WHAT I REMEMBER FROM ZOLE'S HOLE:
Televisions. Too many televisions; mounted on the walls of Zole's Hole like hundreds of security monitors. Televisions. Flashing their surreal and violent images, synched to whatever the club DJ happened to be playing. Too many televisions; shrouded in plumes of dry-ice smoke that fell and settled in patches below the staircases and catwalks where there were still more televisions. The confetti-maker spewed tiny shreds of mylar from a vibrating hose over the dancing crowd on the main floor, and everyone not dancing moved through shadows with cocktail glasses and beers and shots, and everyone had to talk loud against the music and the roar of conversation, and the laughter made it seem like everyone was SCREAMING AT ONCE. But everyone looked good and smelled good and talked good and there was nothing real about the setting at all, but it seemed like the most natural and only thing in the world while it was happening.
This was where Taylor and I went last night. Zole's Hole in Hollywood. 16,000 square feet filled with a sea of depthless clubland-seeking vampires. Taylor ran into an old Harvard friend of ours called M.W.; Some young, slick, well-manicured, capped teeth blowhard. CEO. Mover. Shaker. StarMaker. Exactly like the rest of us, and by "rest of us" I mean "everyone". We had to endure every trendy word of conversation with this punk. Apparently--from what I could gather from his coked-up-mile-a-minute barrage of meaningless words--he had just bought a Wii.
Our place at Zole's Hole was the corner booth with a direct view of the long bar and the busy dance floor. The primo spot in the club. Funny, but I couldn't stop glancing up at the televisions above our table. And there was one instance, one brief moment last night, when the image on all screens was that of the bridge exploding from the film The Bridge on the River Kwai, and then the bridge was gone, and new, separate images occurred; flashing words and numbers; different sequences on each screen and then suddenly all of the screens read: THIS IS THE DAY THAT THE LORD HATH MADE; the words flashing momentarily, and cartoon blood began to seep down from the top of the screen, covering all but five letters: D-E-A-T-H. And those letters came together, forming the word, flashing over and over and over on every television. And then all of the screens went dark and the dancing crowd cheered, and I just couldn't fucking take it anymore, and I realized that I was having a panic attack.
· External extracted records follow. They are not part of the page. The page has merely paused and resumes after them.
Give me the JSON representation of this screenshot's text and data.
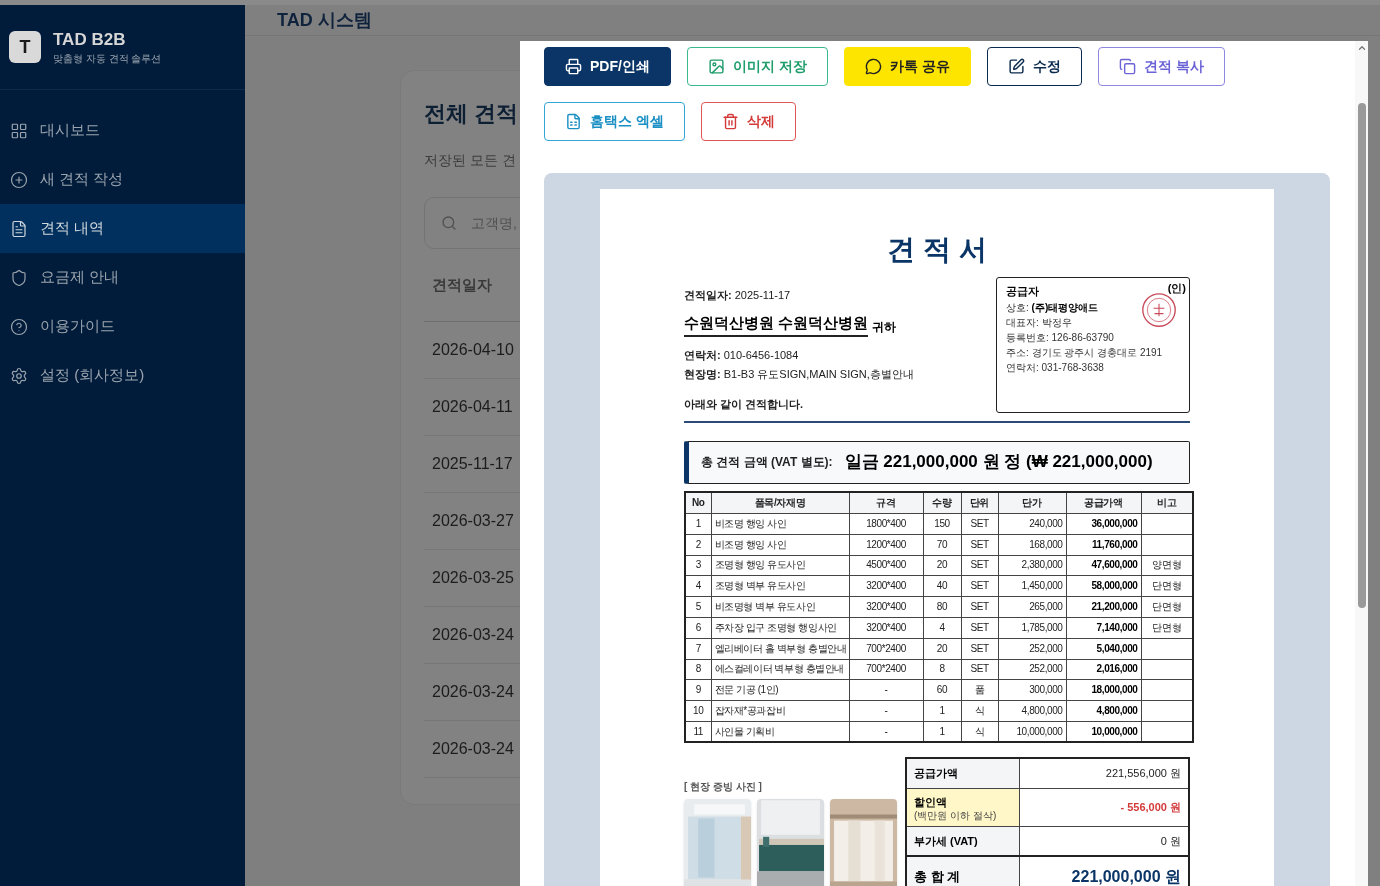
{
  "sidebar": {
    "logo_letter": "T",
    "brand": "TAD B2B",
    "tagline": "맞춤형 자동 견적 솔루션",
    "items": [
      {
        "label": "대시보드",
        "selected": false
      },
      {
        "label": "새 견적 작성",
        "selected": false
      },
      {
        "label": "견적 내역",
        "selected": true
      },
      {
        "label": "요금제 안내",
        "selected": false
      },
      {
        "label": "이용가이드",
        "selected": false
      },
      {
        "label": "설정 (회사정보)",
        "selected": false
      }
    ]
  },
  "header": {
    "title": "TAD 시스템"
  },
  "list_page": {
    "title": "전체 견적",
    "subtitle": "저장된 모든 견",
    "search": {
      "placeholder": "고객명,"
    },
    "column": "견적일자",
    "dates": [
      "2026-04-10",
      "2026-04-11",
      "2025-11-17",
      "2026-03-27",
      "2026-03-25",
      "2026-03-24",
      "2026-03-24",
      "2026-03-24"
    ]
  },
  "modal": {
    "buttons": [
      {
        "label": "PDF/인쇄",
        "kind": "primary"
      },
      {
        "label": "이미지 저장",
        "kind": "success"
      },
      {
        "label": "카톡 공유",
        "kind": "kakao"
      },
      {
        "label": "수정",
        "kind": "dark"
      },
      {
        "label": "견적 복사",
        "kind": "violet"
      },
      {
        "label": "홈택스 엑셀",
        "kind": "info"
      },
      {
        "label": "삭제",
        "kind": "danger"
      }
    ],
    "document": {
      "title": "견 적 서",
      "date_label": "견적일자:",
      "date": "2025-11-17",
      "client": "수원덕산병원 수원덕산병원",
      "honorific": "귀하",
      "contact_label": "연락처:",
      "contact": "010-6456-1084",
      "site_label": "현장명:",
      "site": "B1-B3 유도SIGN,MAIN SIGN,층별안내",
      "closing": "아래와 같이 견적합니다.",
      "supplier": {
        "heading": "공급자",
        "seal": "(인)",
        "lines": [
          {
            "label": "상호:",
            "value": "(주)태평양애드",
            "bold": true
          },
          {
            "label": "대표자:",
            "value": "박정우",
            "bold": false
          },
          {
            "label": "등록번호:",
            "value": "126-86-63790",
            "bold": false
          },
          {
            "label": "주소:",
            "value": "경기도 광주시 경충대로 2191",
            "bold": false
          },
          {
            "label": "연락처:",
            "value": "031-768-3638",
            "bold": false
          }
        ]
      },
      "total_label": "총 견적 금액 (VAT 별도):",
      "total_text": "일금 221,000,000 원 정 (₩ 221,000,000)",
      "columns": [
        "No",
        "품목/자재명",
        "규격",
        "수량",
        "단위",
        "단가",
        "공급가액",
        "비고"
      ],
      "rows": [
        [
          "1",
          "비조명 행잉 사인",
          "1800*400",
          "150",
          "SET",
          "240,000",
          "36,000,000",
          ""
        ],
        [
          "2",
          "비조명 행잉 사인",
          "1200*400",
          "70",
          "SET",
          "168,000",
          "11,760,000",
          ""
        ],
        [
          "3",
          "조명형 행잉 유도사인",
          "4500*400",
          "20",
          "SET",
          "2,380,000",
          "47,600,000",
          "양면형"
        ],
        [
          "4",
          "조명형 벽부 유도사인",
          "3200*400",
          "40",
          "SET",
          "1,450,000",
          "58,000,000",
          "단면형"
        ],
        [
          "5",
          "비조명형 벽부 유도사인",
          "3200*400",
          "80",
          "SET",
          "265,000",
          "21,200,000",
          "단면형"
        ],
        [
          "6",
          "주차장 입구 조명형 행잉사인",
          "3200*400",
          "4",
          "SET",
          "1,785,000",
          "7,140,000",
          "단면형"
        ],
        [
          "7",
          "엘리베이터 홀 벽부형 층별안내",
          "700*2400",
          "20",
          "SET",
          "252,000",
          "5,040,000",
          ""
        ],
        [
          "8",
          "에스컬레이터 벽부형 층별안내",
          "700*2400",
          "8",
          "SET",
          "252,000",
          "2,016,000",
          ""
        ],
        [
          "9",
          "전문 기공 (1인)",
          "-",
          "60",
          "품",
          "300,000",
          "18,000,000",
          ""
        ],
        [
          "10",
          "잡자재*공과잡비",
          "-",
          "1",
          "식",
          "4,800,000",
          "4,800,000",
          ""
        ],
        [
          "11",
          "사인물 기획비",
          "-",
          "1",
          "식",
          "10,000,000",
          "10,000,000",
          ""
        ]
      ],
      "photos_label": "[ 현장 증빙 사진 ]",
      "summary": [
        {
          "label": "공급가액",
          "value": "221,556,000 원",
          "kind": "normal"
        },
        {
          "label": "할인액",
          "note": "(백만원 이하 절삭)",
          "value": "- 556,000 원",
          "kind": "discount"
        },
        {
          "label": "부가세 (VAT)",
          "value": "0 원",
          "kind": "normal"
        },
        {
          "label": "총 합 계",
          "value": "221,000,000 원",
          "kind": "total"
        }
      ]
    }
  }
}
I got out of the booth without saying a word to Taylor or M.W., and walking on weak legs, I stumbled around people as I made my way to the bar to pay my tab, and there was a moment, as I made my way to towards the big mirrored double doors on my way out into the night, where I honestly believed that if I had looked up at the televisions at that exact moment, I would have seen my life flashing before my eyes; separate, graphic images on each and every one of the the 36 inch screens.
PHONE MESSAGES IN MY VOICE MAIL LAST NIGHT:
--Mark Brucer called to let me know that he and his wife would like to have dinner with me tonight.
--Hyacinth called to tell me about the nightmare she had last night: She dreamt she couldn't find anything on sale at the Century City shopping mall.
--Someone keeps leaving me 90 second clips on my voicemail. Last night it was "Every Day Is Like Sunday" by Morrissey.